Taken together, the Bush tax cuts, their bipartisan extensions, and the Trump tax cuts, have cost $10 trillion since their creation and are responsible for 57 percent of the increase in the debt ratio since then. They are responsible for more than 90 percent of the increase in the debt ratio if you exclude the one-time costs for responding to COVID-19 and the Great Recession. While these one-time costs increased the level of debt, they did nothing to affect the trajectory of the debt ratio. With or without them, the United States would currently have stable debt, albeit potentially at a higher level, despite rising spending.28 In other words, these legislative changes—the Bush and Trump tax cuts—are responsible for more than 90 percent of the change in the trajectory of the debt ratio to date (see Figure 3) and will grow to be responsible for more than 100 percent of the debt ratio increase in the future. They are thus entirely responsible for the fiscal gap—the magnitude of the reduction in the primary deficit needed to stabilize the debt ratio over the long run.29 The current fiscal gap is roughly 2.4 percent of GDP. Thus, maintaining a stable debt-to-GDP ratio over the long run would require the primary deficit as a percentage of GDP to average 2.4 percent less over the period. Because the costs of the Bush tax cuts, their extensions, and the Trump tax cuts—on average, roughly 3.8 percent of GDP over the period30—exceeds the fiscal gap, without them, all else being equal, debt as a percentage of the economy would decline indefinitely.31

The Republican tax cuts are such a scam.
You get to keep 10 dollars. Elon Musk gets to keep 500 Million.

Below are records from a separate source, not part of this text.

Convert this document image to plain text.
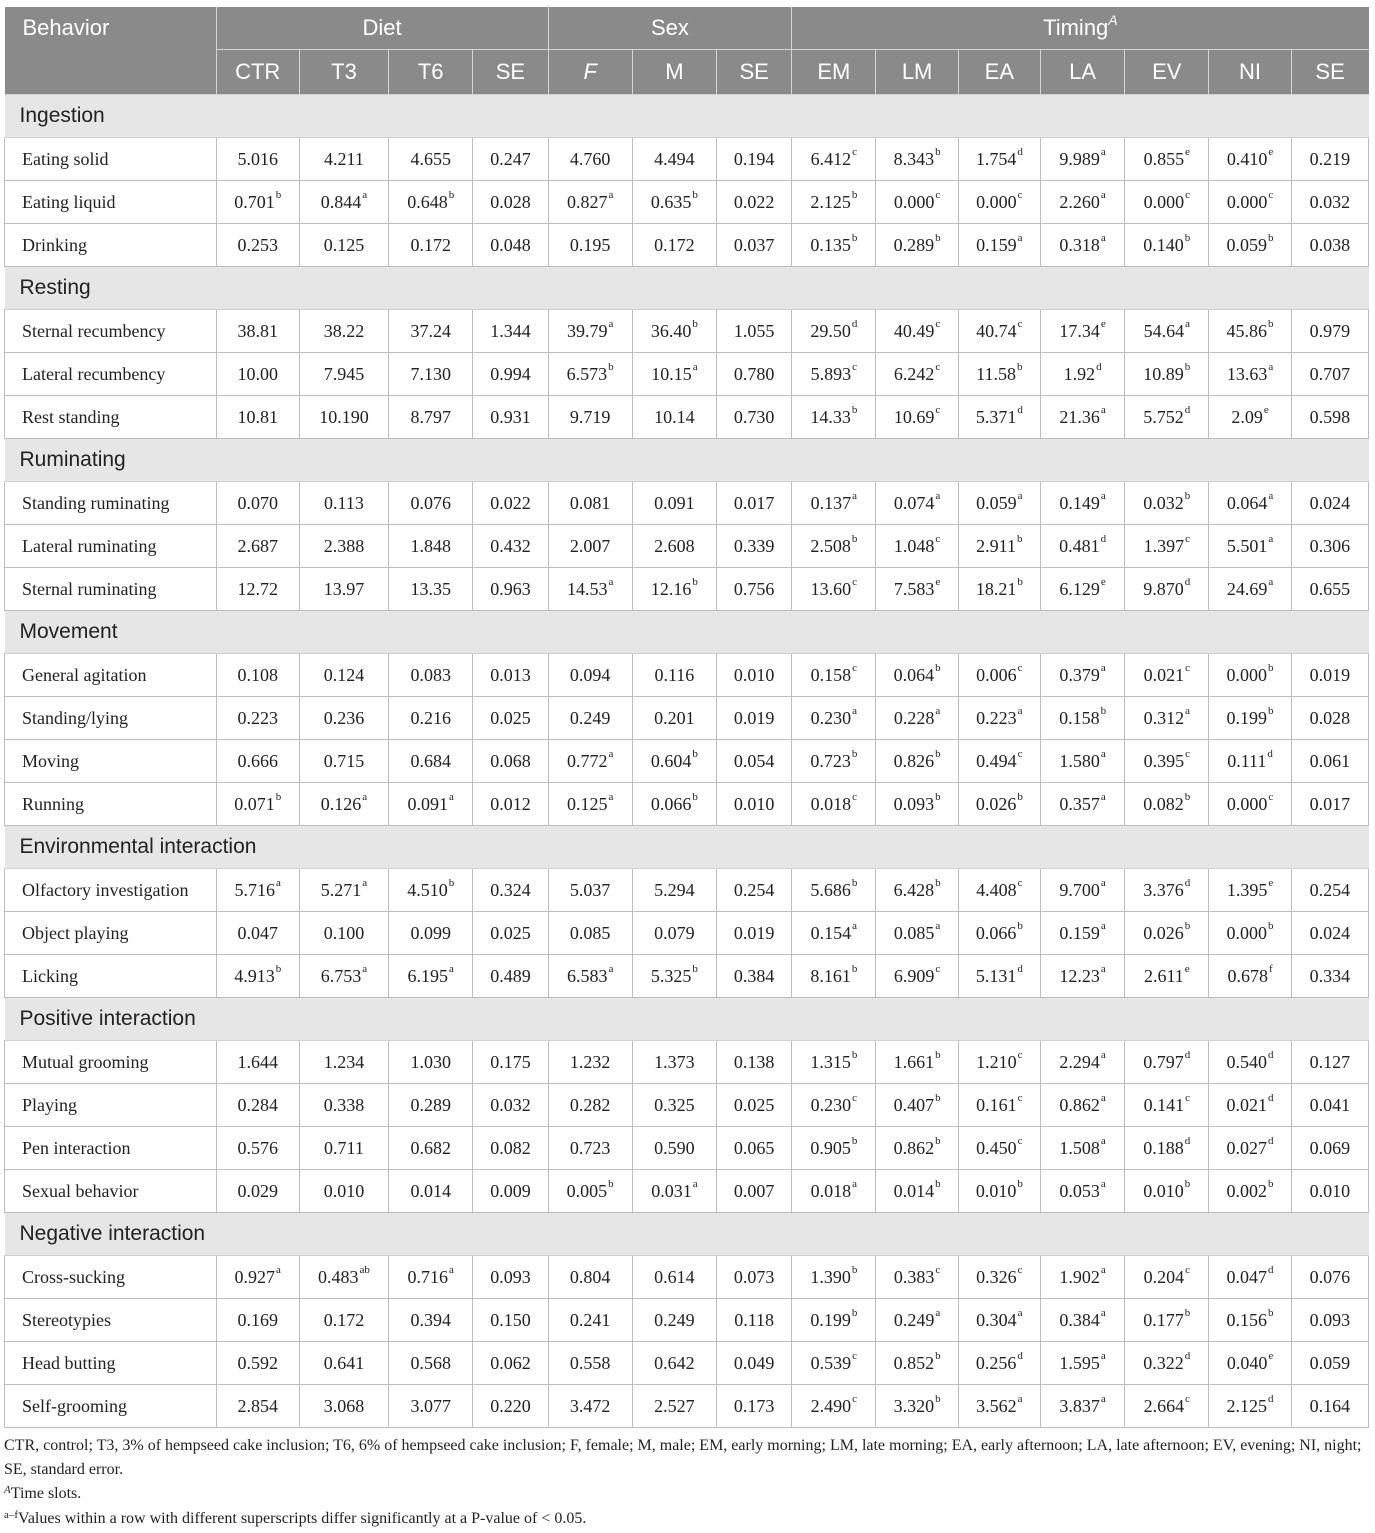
Behavior	Diet				Sex			Timing$^A$
	CTR	T3	T6	SE	F	M	SE	EM	LM	EA	LA	EV	NI	SE
Ingestion														
Eating solid	5.016	4.211	4.655	0.247	4.760	4.494	0.194	6.412$^c$	8.343$^b$	1.754$^d$	9.989$^a$	0.855e	0.410e	0.219
Eating liquid	0.701$^b$	0.844$^a$	0.648$^b$	0.028	0.827$^a$	0.635$^b$	0.022	2.125$^b$	0.000$^c$	0.000$^c$	2.260$^a$	0.000$^c$	0.000$^c$	0.032
Drinking	0.253	0.125	0.172	0.048	0.195	0.172	0.037	0.135$^b$	0.289$^b$	0.159$^a$	0.318$^a$	0.140$^b$	0.059$^b$	0.038
Resting														
Sternal recumbency	38.81	38.22	37.24	1.344	39.79$^a$	36.40$^b$	1.055	29.50$^d$	40.49$^c$	40.74$^c$	17.34e	54.64$^a$	45.86$^b$	0.979
Lateral recumbency	10.00	7.945	7.130	0.994	6.573$^b$	10.15$^a$	0.780	5.893$^c$	6.242$^c$	11.58$^b$	1.92$^d$	10.89$^b$	13.63$^a$	0.707
Rest standing	10.81	10.190	8.797	0.931	9.719	10.14	0.730	14.33$^b$	10.69$^c$	5.371$^d$	21.36$^a$	5.752$^d$	2.09e	0.598
Ruminating														
Standing ruminating	0.070	0.113	0.076	0.022	0.081	0.091	0.017	0.137$^a$	0.074$^a$	0.059$^a$	0.149$^a$	0.032$^b$	0.064$^a$	0.024
Lateral ruminating	2.687	2.388	1.848	0.432	2.007	2.608	0.339	2.508$^b$	1.048$^c$	2.911$^b$	0.481$^d$	1.397$^c$	5.501$^a$	0.306
Sternal ruminating	12.72	13.97	13.35	0.963	14.53$^a$	12.16$^b$	0.756	13.60$^c$	7.583e	18.21$^b$	6.129e	9.870$^d$	24.69$^a$	0.655
Movement														
General agitation	0.108	0.124	0.083	0.013	0.094	0.116	0.010	0.158$^c$	0.064$^b$	0.006$^c$	0.379$^a$	0.021$^c$	0.000$^b$	0.019
Standing/lying	0.223	0.236	0.216	0.025	0.249	0.201	0.019	0.230$^a$	0.228$^a$	0.223$^a$	0.158$^b$	0.312$^a$	0.199$^b$	0.028
Moving	0.666	0.715	0.684	0.068	0.772$^a$	0.604$^b$	0.054	0.723$^b$	0.826$^b$	0.494$^c$	1.580$^a$	0.395$^c$	0.111$^d$	0.061
Running	0.071$^b$	0.126$^a$	0.091$^a$	0.012	0.125$^a$	0.066$^b$	0.010	0.018$^c$	0.093$^b$	0.026$^b$	0.357$^a$	0.082$^b$	0.000$^c$	0.017
Environmental interaction														
Olfactory investigation	5.716$^a$	5.271$^a$	4.510$^b$	0.324	5.037	5.294	0.254	5.686$^b$	6.428$^b$	4.408$^c$	9.700$^a$	3.376$^d$	1.395e	0.254
Object playing	0.047	0.100	0.099	0.025	0.085	0.079	0.019	0.154$^a$	0.085$^a$	0.066$^b$	0.159$^a$	0.026$^b$	0.000$^b$	0.024
Licking	4.913$^b$	6.753$^a$	6.195$^a$	0.489	6.583$^a$	5.325$^b$	0.384	8.161$^b$	6.909$^c$	5.131$^d$	12.23$^a$	2.611e	0.678$^f$	0.334
Positive interaction														
Mutual grooming	1.644	1.234	1.030	0.175	1.232	1.373	0.138	1.315$^b$	1.661$^b$	1.210$^c$	2.294$^a$	0.797$^d$	0.540$^d$	0.127
Playing	0.284	0.338	0.289	0.032	0.282	0.325	0.025	0.230$^c$	0.407$^b$	0.161$^c$	0.862$^a$	0.141$^c$	0.021$^d$	0.041
Pen interaction	0.576	0.711	0.682	0.082	0.723	0.590	0.065	0.905$^b$	0.862$^b$	0.450$^c$	1.508$^a$	0.188$^d$	0.027$^d$	0.069
Sexual behavior	0.029	0.010	0.014	0.009	0.005$^b$	0.031$^a$	0.007	0.018$^a$	0.014$^b$	0.010$^b$	0.053$^a$	0.010$^b$	0.002$^b$	0.010
Negative interaction														
Cross-sucking	0.927$^a$	0.483$^{ab}$	0.716$^a$	0.093	0.804	0.614	0.073	1.390$^b$	0.383$^c$	0.326$^c$	1.902$^a$	0.204$^c$	0.047$^d$	0.076
Stereotypies	0.169	0.172	0.394	0.150	0.241	0.249	0.118	0.199$^b$	0.249$^a$	0.304$^a$	0.384$^a$	0.177$^b$	0.156$^b$	0.093
Head butting	0.592	0.641	0.568	0.062	0.558	0.642	0.049	0.539$^c$	0.852$^b$	0.256$^d$	1.595$^a$	0.322$^d$	0.040e	0.059
Self-grooming	2.854	3.068	3.077	0.220	3.472	2.527	0.173	2.490$^c$	3.320$^b$	3.562$^a$	3.837$^a$	2.664$^c$	2.125$^d$	0.164

CTR, control; T3, 3% of hempseed cake inclusion; T6, 6% of hempseed cake inclusion; F, female; M, male; EM, early morning; LM, late morning; EA, early afternoon; LA, late afternoon; EV, evening; NI, night; SE, standard error.

$^A$Time slots.

$^{a-f}$Values within a row with different superscripts differ significantly at a P-value of < 0.05.
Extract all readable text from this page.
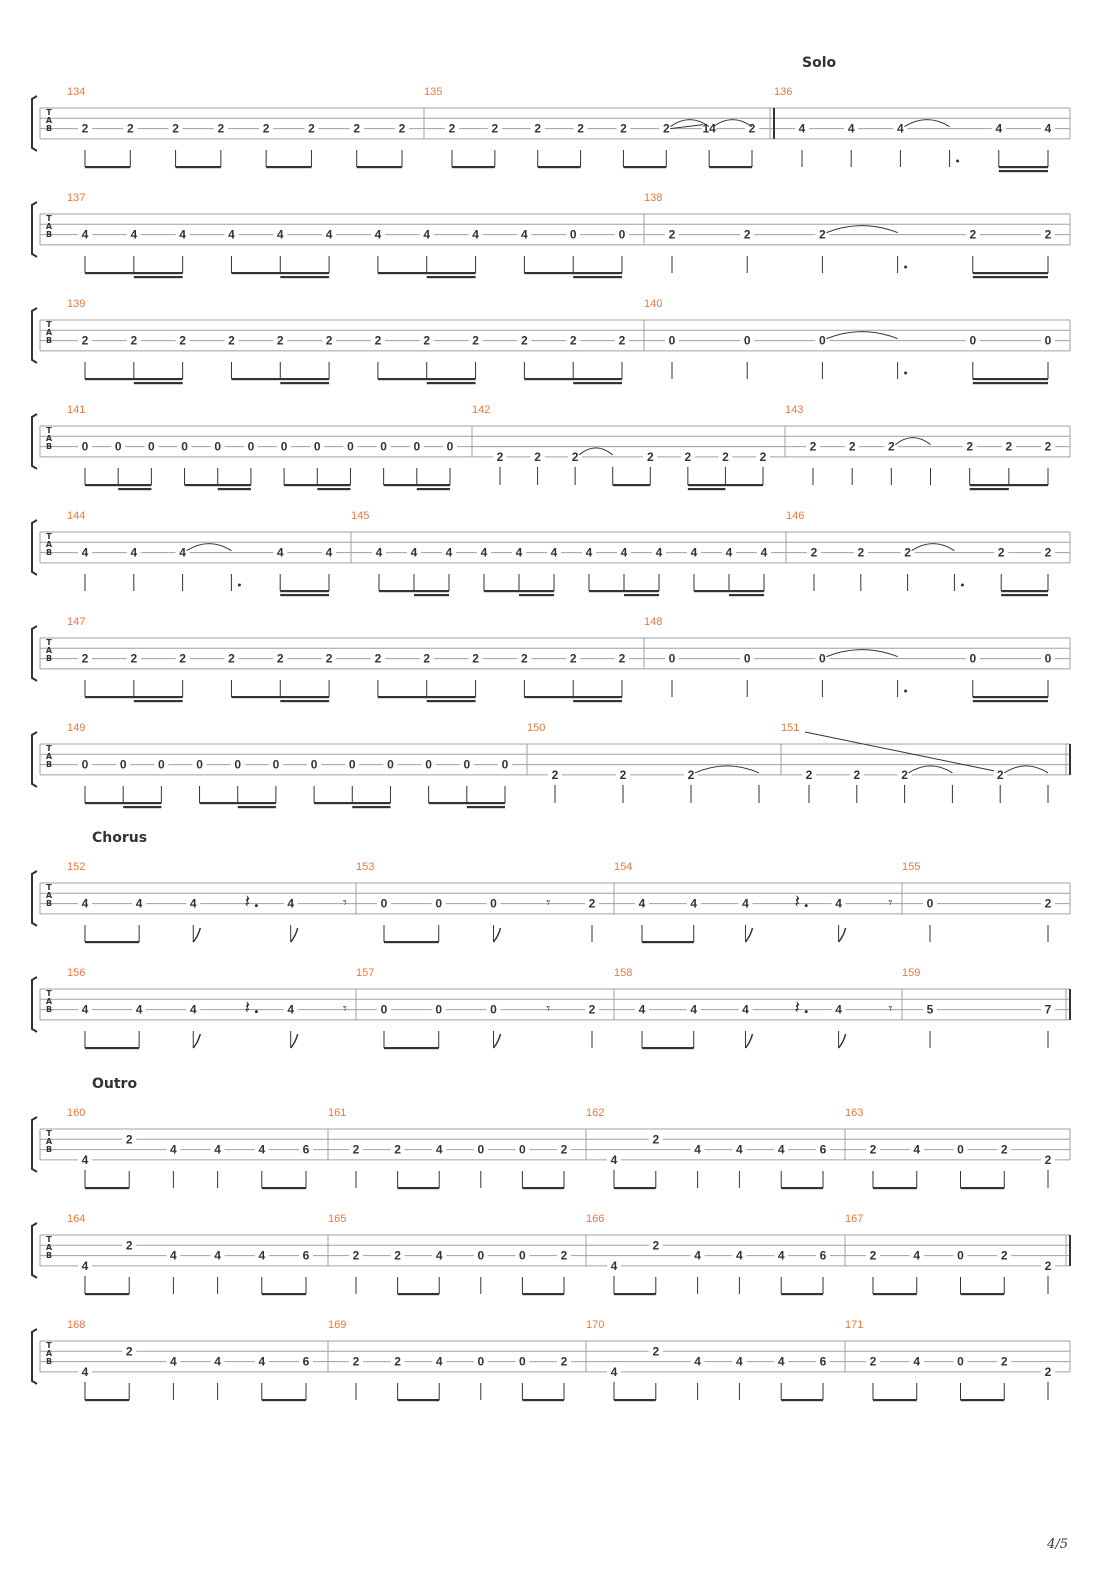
Solo
Chorus
Outro
T
A
B
134
2	2	2	2	2	2	2	2
135
2	2	2	2	2	2	14	2
136
4	4	4	4	4
T
A
B
137
4	4	4	4	4	4	4	4	4	4	0	0
138
2	2	2	2	2
T
A
B
139
2	2	2	2	2	2	2	2	2	2	2	2
140
0	0	0	0	0
T
A
B
141
0 0 0 0 0 0 0 0 0 0 0 0
142
2	2	2	2	2	2	2
143
2	2	2	2	2	2
T
A
B
144
4	4	4	4	4
145
4 4 4 4 4 4 4 4 4 4 4 4
146
2	2	2	2	2
T
A
B
147
2	2	2	2	2	2	2	2	2	2	2	2
148
0	0	0	0	0
T
A
B
149
0	0	0	0	0	0	0	0	0	0	0	0
150
2	2	2
151
2	2	2	2
T
A
B
152
4	4	4	𝄽	4	𝄾
153
0	0	0	𝄾	2
154
4	4	4	𝄽	4	𝄾
155
0	2
T
A
B
156
4	4	4	𝄽	4	𝄾
157
0	0	0	𝄾	2
158
4	4	4	𝄽	4	𝄾
159
5	7
T
A
B
160
4
2
4	4	4	6
161
2	2	4	0	0	2
162
4
2
4	4	4	6
163
2	4	0	2
2
T
A
B
164
4
2
4	4	4	6
165
2	2	4	0	0	2
166
4
2
4	4	4	6
167
2	4	0	2
2
T
A
B
168
4
2
4	4	4	6
169
2	2	4	0	0	2
170
4
2
4	4	4	6
171
2	4	0	2
2
4/5
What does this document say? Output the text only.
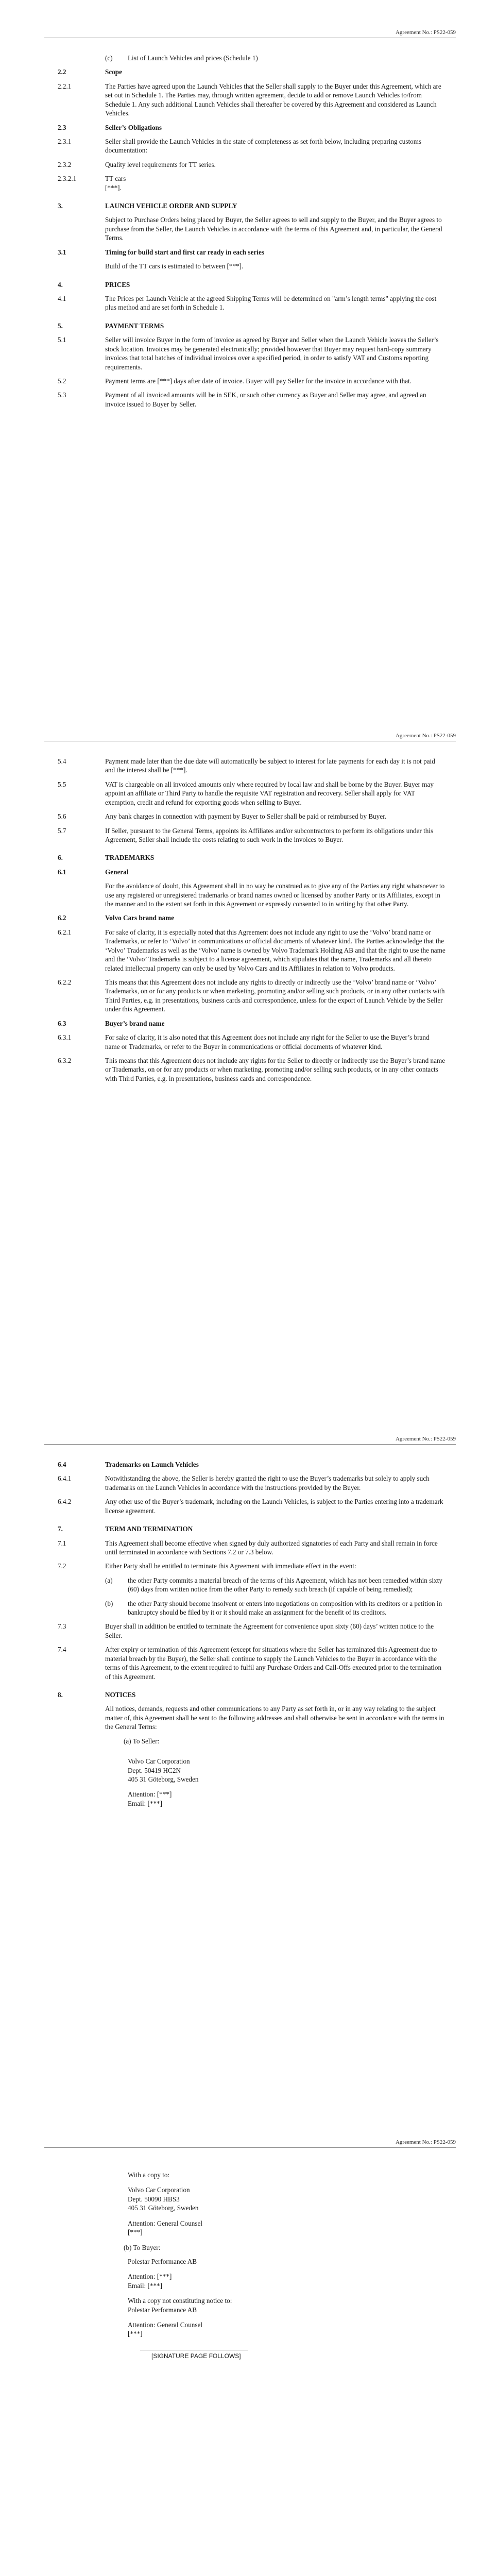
Agreement No.: PS22-059
(c) List of Launch Vehicles and prices (Schedule 1)
2.2	Scope
2.2.1	The Parties have agreed upon the Launch Vehicles that the Seller shall supply to the Buyer under this Agreement, which are set out in Schedule 1. The Parties may, through written agreement, decide to add or remove Launch Vehicles to/from Schedule 1. Any such additional Launch Vehicles shall thereafter be covered by this Agreement and considered as Launch Vehicles.

2.3	Seller’s Obligations
2.3.1	Seller shall provide the Launch Vehicles in the state of completeness as set forth below, including preparing customs documentation:

2.3.2	Quality level requirements for TT series.

2.3.2.1	TT cars
[***].
3.	LAUNCH VEHICLE ORDER AND SUPPLY

Subject to Purchase Orders being placed by Buyer, the Seller agrees to sell and supply to the Buyer, and the Buyer agrees to purchase from the Seller, the Launch Vehicles in accordance with the terms of this Agreement and, in particular, the General Terms.

3.1	Timing for build start and first car ready in each series

Build of the TT cars is estimated to between [***].

4.	PRICES
4.1	The Prices per Launch Vehicle at the agreed Shipping Terms will be determined on "arm’s length terms" applying the cost plus method and are set forth in Schedule 1.

5.	PAYMENT TERMS
5.1	Seller will invoice Buyer in the form of invoice as agreed by Buyer and Seller when the Launch Vehicle leaves the Seller’s stock location. Invoices may be generated electronically; provided however that Buyer may request hard-copy summary invoices that total batches of individual invoices over a specified period, in order to satisfy VAT and Customs reporting requirements.

5.2	Payment terms are [***] days after date of invoice. Buyer will pay Seller for the invoice in accordance with that.

5.3	Payment of all invoiced amounts will be in SEK, or such other currency as Buyer and Seller may agree, and agreed an invoice issued to Buyer by Seller.

Agreement No.: PS22-059
5.4	Payment made later than the due date will automatically be subject to interest for late payments for each day it is not paid and the interest shall be [***].

5.5	VAT is chargeable on all invoiced amounts only where required by local law and shall be borne by the Buyer. Buyer may appoint an affiliate or Third Party to handle the requisite VAT registration and recovery. Seller shall apply for VAT exemption, credit and refund for exporting goods when selling to Buyer.

5.6	Any bank charges in connection with payment by Buyer to Seller shall be paid or reimbursed by Buyer.

5.7	If Seller, pursuant to the General Terms, appoints its Affiliates and/or subcontractors to perform its obligations under this Agreement, Seller shall include the costs relating to such work in the invoices to Buyer.

6.	TRADEMARKS
6.1	General

For the avoidance of doubt, this Agreement shall in no way be construed as to give any of the Parties any right whatsoever to use any registered or unregistered trademarks or brand names owned or licensed by another Party or its Affiliates, except in the manner and to the extent set forth in this Agreement or expressly consented to in writing by that other Party.

6.2	Volvo Cars brand name
6.2.1	For sake of clarity, it is especially noted that this Agreement does not include any right to use the ‘Volvo’ brand name or Trademarks, or refer to ‘Volvo’ in communications or official documents of whatever kind. The Parties acknowledge that the ‘Volvo’ Trademarks as well as the ‘Volvo’ name is owned by Volvo Trademark Holding AB and that the right to use the name and the ‘Volvo’ Trademarks is subject to a license agreement, which stipulates that the name, Trademarks and all thereto related intellectual property can only be used by Volvo Cars and its Affiliates in relation to Volvo products.

6.2.2	This means that this Agreement does not include any rights to directly or indirectly use the ‘Volvo’ brand name or ‘Volvo’ Trademarks, on or for any products or when marketing, promoting and/or selling such products, or in any other contacts with Third Parties, e.g. in presentations, business cards and correspondence, unless for the export of Launch Vehicle by the Seller under this Agreement.

6.3	Buyer’s brand name
6.3.1	For sake of clarity, it is also noted that this Agreement does not include any right for the Seller to use the Buyer’s brand name or Trademarks, or refer to the Buyer in communications or official documents of whatever kind.

6.3.2	This means that this Agreement does not include any rights for the Seller to directly or indirectly use the Buyer’s brand name or Trademarks, on or for any products or when marketing, promoting and/or selling such products, or in any other contacts with Third Parties, e.g. in presentations, business cards and correspondence.

Agreement No.: PS22-059
6.4	Trademarks on Launch Vehicles
6.4.1	Notwithstanding the above, the Seller is hereby granted the right to use the Buyer’s trademarks but solely to apply such trademarks on the Launch Vehicles in accordance with the instructions provided by the Buyer.

6.4.2	Any other use of the Buyer’s trademark, including on the Launch Vehicles, is subject to the Parties entering into a trademark license agreement.

7.	TERM AND TERMINATION
7.1	This Agreement shall become effective when signed by duly authorized signatories of each Party and shall remain in force until terminated in accordance with Sections 7.2 or 7.3 below.

7.2	Either Party shall be entitled to terminate this Agreement with immediate effect in the event:

(a) the other Party commits a material breach of the terms of this Agreement, which has not been remedied within sixty (60) days from written notice from the other Party to remedy such breach (if capable of being remedied);

(b) the other Party should become insolvent or enters into negotiations on composition with its creditors or a petition in bankruptcy should be filed by it or it should make an assignment for the benefit of its creditors.

7.3	Buyer shall in addition be entitled to terminate the Agreement for convenience upon sixty (60) days’ written notice to the Seller.

7.4	After expiry or termination of this Agreement (except for situations where the Seller has terminated this Agreement due to material breach by the Buyer), the Seller shall continue to supply the Launch Vehicles to the Buyer in accordance with the terms of this Agreement, to the extent required to fulfil any Purchase Orders and Call-Offs executed prior to the termination of this Agreement.

8.	NOTICES

All notices, demands, requests and other communications to any Party as set forth in, or in any way relating to the subject matter of, this Agreement shall be sent to the following addresses and shall otherwise be sent in accordance with the terms in the General Terms:

(a) To Seller:
Volvo Car Corporation
Dept. 50419 HC2N
405 31 Göteborg, Sweden
Attention: [***]
Email: [***]
Agreement No.: PS22-059
With a copy to:
Volvo Car Corporation
Dept. 50090 HBS3
405 31 Göteborg, Sweden
Attention: General Counsel
[***]
(b) To Buyer:
Polestar Performance AB
Attention: [***]
Email: [***]
With a copy not constituting notice to:
Polestar Performance AB
Attention: General Counsel
[***]
[SIGNATURE PAGE FOLLOWS]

Last edited by Hiku - on 12 August 2024

BFR said:

What about student loan debt relief for existing loans?  I thought you guys were all for that one, that's something like $700b +.

The US national debt is already $35t, how much is enough for you guys? You want to push it to $50t with ease.  Keep it up and the USA will go bankrupt one day, and when it does, I will be moving to a long held (and currently unoccupied) family property in New Brunswick, Canada. That is my escape plan, what is yours when the USA goes under and we see Civil War #2 unfold?

Can you explain how?  This isn't like a regular person with regular bills.  Do you know how our debt is issued?  Are you aware of intragovernmental debt (currently 27% of the total debt).  Do you agree with reducing revenue before reducing spending?



To the privileged, equality feels like oppression. 

Sometimes you're just so late to the party and everyone else already said what you were going to say, only so much better.

I'll just say that I will never cease to be amazed by people that treat a country's national debt like it's their own personal debt whenever the subject is about programs and policies they don't understand or don't think (the keyword is think; you MFers ain't rich) will benefit them. They act like mafia loan sharks will be beating down their own door if the president they didn't vote for doesn't pay up those trillions in 48 hours.



burninmylight said:

Sometimes you're just so late to the party and everyone else already said what you were going to say, only so much better.

I'll just say that I will never cease to be amazed by people that treat a country's national debt like it's their own personal debt whenever the subject is about programs and policies they don't understand or don't think (the keyword is think; you MFers ain't rich) will benefit them. They act like mafia loan sharks will be beating down their own door if the president they didn't vote for doesn't pay up those trillions in 48 hours.

Yep, I can’t count the times I’ve heard my dad or my boomer coworkers say something like, “what’s gonna happen when the debt comes due?!?!?” Like it’s some kind of gotcha and I’m like is China gonna show up with a baseball bat demanding it’s money back?

I like to compare these things to personal situations to show how dumb their arguments are. As long as you are making your monthly mortgage payments, do you have to worry about the bank taking your house?



When the herd loses its way, the shepard must kill the bull that leads them astray.